A Proposta de Emenda à Constituição (PEC 215/00) que transfere ao Congresso Nacional a palavra final sobre a demarcação das terras indígenas do País, abrindo prerrogativa para os territórios quilombolas e unidades de conservação (UCs), deve voltar à pauta da Câmara dos Deputados nesta semana. A bancada ruralista pretendia discutir e votar o parecer do deputado Osmar Serraglio (PMDB-PR) na comissão especial nessa quarta-feira (23), mas um pedido de vista coletivo adiou o processo.
A PEC também exige que a delimitação das terras indígenas seja feita por lei, além de proibir a ampliação dos territórios demarcados e oferecer poderes aos parlamentares para anular os atos já definitivos, casos das terras indígenas Tupinikim e Guarani de Aracruz do norte do Espírito Santo. Hoje, a decisão sobre as terras indígenas cabe ao governo federal.
Na tumultuada sessão dessa quarta, a deputada Erika Kokay (PT-DF), uma das autoras do pedido de vista, rebateu a afirmação de Serraglio de que a PEC não é inconstitucional.
“Ela fere a separação dos Poderes, cláusula pétrea da nossa Constituição, e fere direitos e garantias individuais. Significa um retrocesso no que este País já conquistou. A Constituição assegurou o direito às terras indígenas pelos próprios indígenas. Os povos indígenas precisam ter direito às terras para romper o etnocídio que existe”, destacou Kokay.
A deputada ressaltou que a proposta segue os interesses apenas dos fundamentalistas patrimonialistas que querem arrancar um direito de homologação, assegurado na Constituição, que não caberia ao Congresso questionar.
O líder do Psol, deputado Chico Alencar (RJ), também criticou a proposta. Para ele, a PEC é um equívoco em relação à diversidade cultural e antropológica dos povos indígenas. “Estamos deliberando sobre esse assunto em meio à intensificação de conflitos. O conceito de terra para o índio de comunidade tribalizada é radicalmente diferente do nosso em relação à terra, à produtividade e à relação com a natureza”, disse Alencar.
Já o presidente da comissão especial sobre o assunto, deputado Nilson Leitão (PSDB-MT), propôs que o colegiado discuta a proposta durante o período de vista com o procurador-geral da República Rodrigo Janot, e com o presidente do Supremo Tribunal Federal (STF), ministro Ricardo Lewandowski.

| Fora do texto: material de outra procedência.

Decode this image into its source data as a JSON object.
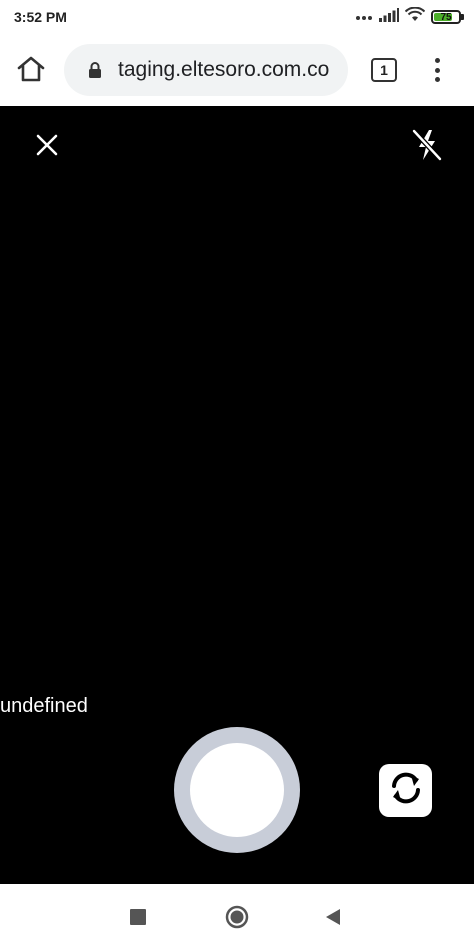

A PEC 215 tramitou na Câmara dos Deputados e foi arquivada no ano passado. Entretanto, durante a eleição do atual presidente da Câmara, Eduardo Cunha (PMDB-RJ), o deputado negociou o apoio da bancada ruralista e assegurou o desarquivamento da proposta. Mesmo se tratando de um procedimento inconstitucional e antirregimental na Câmara, a matéria está em tramitação.
Espírito Santo
Os índios Tupinikim e Guarani do Espírito Santo entendem que a PEC 215 é um ato de guerra contra eles e estão mobilizados contra a proposta. Se aprovada, as terras que reconquistaram depois de árdua luta poderão ser de novo entregues a empresas e a latifundiários.
É o que querem empresas como a Aracruz Celulose (Fibria), que explorou o território indígena no Estado à exaustão por décadas, além de madeireiros da Amazônia e fazendeiros de todo o país.
A Aracruz tomou cerca de 40 mil hectares de terras dos índios de Aracruz e só devolveu 18 mil hectares. Dos quilombolas, a empresa também tomou terras (cerca de 50 mil hectares). Aos quilombolas, a empresa ainda não devolveu nada. A Aracruz Celulose ainda derrubou 50 mil hectares de mata atlântica, destruindo toda a sua biodiversidade, somente na sua fase de instalação no norte do Estado. As terras foram exauridas com plantios de eucaliptais.